Published: Saturday, Jul. 4, 2009 - 12:00 am | Page 12A

In "With Malice Toward None," the Lincoln exhibit currently at the California Museum, a glass case on display contains the contents of the 16th president's pockets the night he was assassinated – a $5 Confederate bill, a pocket knife, a watch fob, a button, a glass case and two pairs of spectacles. One pair has a broken hinge that the president had crudely repaired himself using a piece of twine. I loved that last detail. It speaks volumes about the humbleness of this greatest of all American presidents, the one who saved the union and abolished slavery.

A few blocks from the museum, California's leaders struggle with the state's fiscal crisis. I think it might be helpful to their deliberations if they all took time out to peer into that glass case, to look at the playbill from Ford's Theatre mounted above it, the one stained with Lincoln's blood. It puts today's seemingly insurmountable troubles into healthy perspective. The crisis Lincoln faced makes the one confronting California now seem puny by comparison.

Yet, in the midst of his crisis, as the exhibit's curators remind us, Lincoln managed to push through federal authorization for the transcontinental railroad. He signed the Homestead Act and the law that created land-grant colleges.
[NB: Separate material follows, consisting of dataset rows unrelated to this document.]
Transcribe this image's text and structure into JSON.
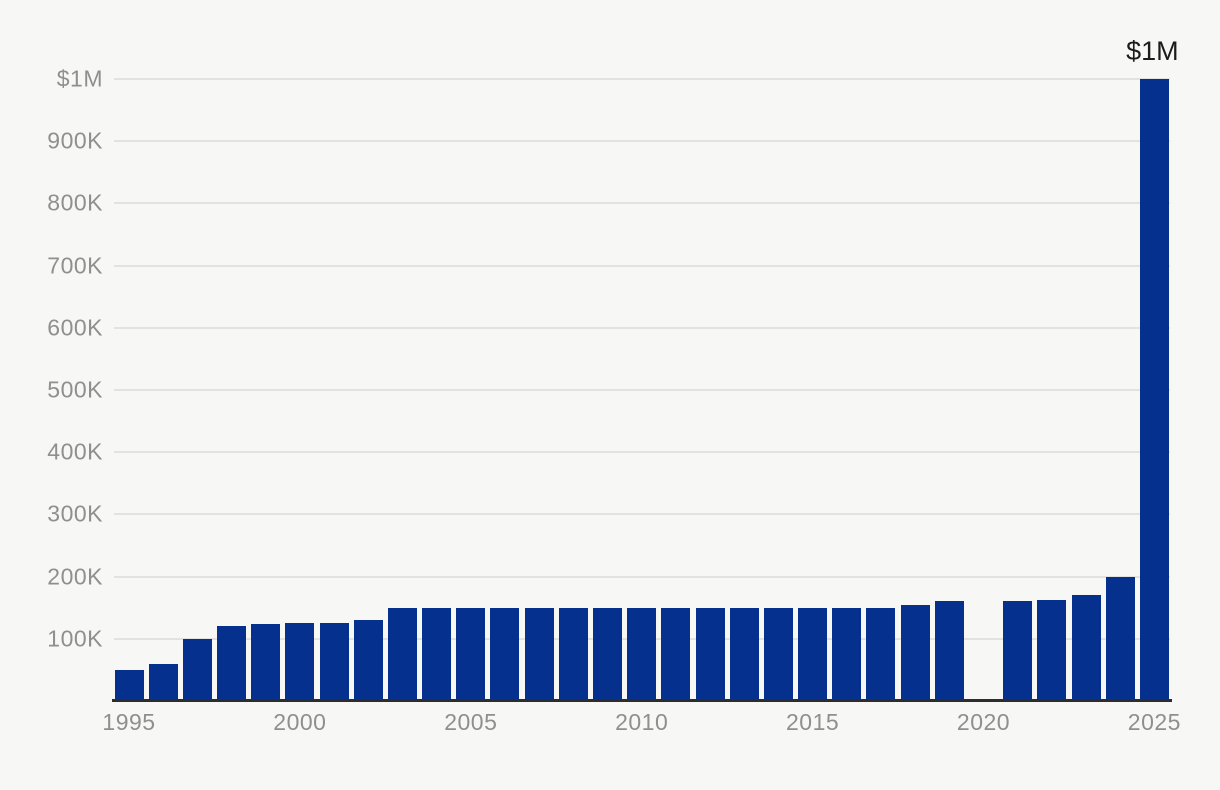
{
  "chart_data": {
    "type": "bar",
    "title": "",
    "xlabel": "",
    "ylabel": "",
    "x": [
      1995,
      1996,
      1997,
      1998,
      1999,
      2000,
      2001,
      2002,
      2003,
      2004,
      2005,
      2006,
      2007,
      2008,
      2009,
      2010,
      2011,
      2012,
      2013,
      2014,
      2015,
      2016,
      2017,
      2018,
      2019,
      2020,
      2021,
      2022,
      2023,
      2024,
      2025
    ],
    "values": [
      50000,
      60000,
      100000,
      120000,
      123000,
      125000,
      125000,
      130000,
      150000,
      150000,
      150000,
      150000,
      150000,
      150000,
      150000,
      150000,
      150000,
      150000,
      150000,
      150000,
      150000,
      150000,
      150000,
      155000,
      160000,
      null,
      160000,
      162000,
      170000,
      200000,
      1000000
    ],
    "missing_note": "no bar rendered for 2020",
    "ylim": [
      0,
      1000000
    ],
    "ytick_values": [
      100000,
      200000,
      300000,
      400000,
      500000,
      600000,
      700000,
      800000,
      900000,
      1000000
    ],
    "ytick_labels": [
      "100K",
      "200K",
      "300K",
      "400K",
      "500K",
      "600K",
      "700K",
      "800K",
      "900K",
      "$1M"
    ],
    "xtick_years": [
      1995,
      2000,
      2005,
      2010,
      2015,
      2020,
      2025
    ],
    "xtick_labels": [
      "1995",
      "2000",
      "2005",
      "2010",
      "2015",
      "2020",
      "2025"
    ],
    "annotation": {
      "text": "$1M",
      "year": 2025
    },
    "grid": "horizontal",
    "legend": "none"
  },
  "colors": {
    "background": "#f7f7f5",
    "bar": "#06308e",
    "gridline": "#e2e2e0",
    "axis_line": "#2d2d2d",
    "tick_label": "#8f8f8f",
    "annotation": "#1c1c1c"
  }
}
All this he did while serving as commander in chief during the Civil War, a slaughter unmatched in this country before or since and a challenge to the very survival of the nation.

Of course, there's more to the exhibit than the contents of the great man's pockets. There are letters he wrote and received; photographs; campaign buttons, a scrapbook of favorable newspaper articles he assembled himself; political cartoons that viciously mocked him; speeches written in his own hand; a lithograph of the Gettysburg Address, its first page on Executive Mansion stationery, the second on cheap notepaper, one corner torn off; the Emancipation Proclamation, part of it written out and part typed; and the small Bible, covered in red cloth, on which he took the oath of office, the same Bible that Barack Obama used when he took the oath 148 years later.

And finally, there are the life masks – one made just before he was elected president, looking youthful; the second, made five years later, two months before his assassination, on which the strain of the presidency remains indelibly stamped: the sunken eyes, the hollow cheeks, the sadness.

"With Malice Toward None" divides Lincoln's life into three parts: the first, his birth into poverty in Kentucky, his courtships and career as a lawyer; then his early, sporadic political life, including his nomination and run for the presidency; and last, his heroic but painful presidency through the bloody Civil War and assassination.

Because of Lincoln, the nation and Independence Day endure. The Abraham Lincoln Bicentennial Exhibit sent shivers up my spine. It's something every American should see. It will be on display at the California Museum through Aug. 22.